Parte Dois
Capítulo 8 : Idas e vindas
Minerva McGonagall pousou a maleta no chão. Era pequena e leve, encantada pra ser sempre assim, mas continha tudo o que precisava para passar os dias que lhe sobravam de férias em seu apartamento em Londres.
Tinha se decidido a ir embora assim que Albus deixara suas vistas, certa de que o melhor a fazer seria sumir completamente antes de feri-lo ou a si mesma ou, pior ainda, que acabasse por amá-lo de verdade. Prometeu-se só pensar nisso dentro de alguns dias, quando seus desarranjos hormonais passassem e ela não fosse mais refém do próprio corpo e pudesse enxergar as coisas com clareza novamente. Já estava encantada demais, na verdade desconfiava que estivesse apaixonada, o que era demasiado perigoso por si só.

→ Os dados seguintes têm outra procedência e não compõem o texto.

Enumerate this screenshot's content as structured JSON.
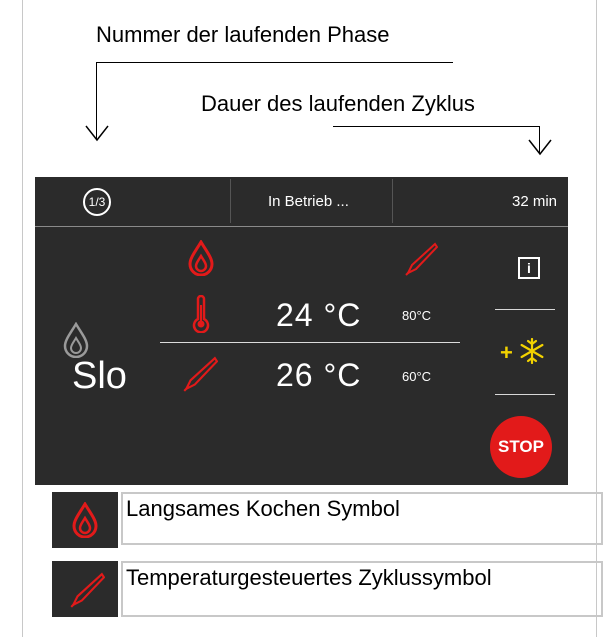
{
  "annotations": {
    "phase_number": "Nummer der laufenden Phase",
    "cycle_duration": "Dauer des laufenden Zyklus"
  },
  "header": {
    "phase": "1/3",
    "status": "In Betrieb ...",
    "duration": "32 min"
  },
  "readings": {
    "core_temp": "24 °C",
    "core_target": "80°C",
    "probe_temp": "26 °C",
    "probe_target": "60°C"
  },
  "mode_label": "Slo",
  "sidebar": {
    "info_label": "i",
    "plus_label": "+",
    "stop_label": "STOP"
  },
  "legend": [
    {
      "icon": "slow-cook-drop-icon",
      "text": "Langsames Kochen Symbol"
    },
    {
      "icon": "probe-icon",
      "text": "Temperaturgesteuertes Zyklussymbol"
    }
  ],
  "colors": {
    "screen_bg": "#2b2b2b",
    "accent_red": "#e21a1a",
    "accent_yellow": "#f2d200"
  }
}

O amor podia ser mesmo uma coisa linda... nos livros, nas músicas, na poesia. Na vida real significava muito mais sofrimento e angústia do que qualquer outra coisa, e mais uma vez ela sentia que não podia confiar em seu coração. Albus era um homem maravilhoso sob inúmeros aspectos, mas igualmente complicado. Divertido, gentil e carinhoso (tão carinhoso, oh!), com seus lindos olhos e sua voz rouca, a surpreendera sendo um amante incomparável, pra logo em seguida assustá-la com as ideias românticas das quais vinha fugindo desde seu primeiro amor frustrado na juventude.
A professora jamais se perdoara pelo modo como partiu o coração do pobre Dougal, jurando amor e lhe prometendo casamento num dia para partir sem explicações no outro, e se comprometera consigo mesma a jamais ser leviana com os sentimentos de mais ninguém. Mas foi exatamente o que tinha feito naquela noite, levada pelo calor do momento, e agora a culpa por tê-lo magoado a torturava ainda mais que a saudade que já sentia do seu carinho.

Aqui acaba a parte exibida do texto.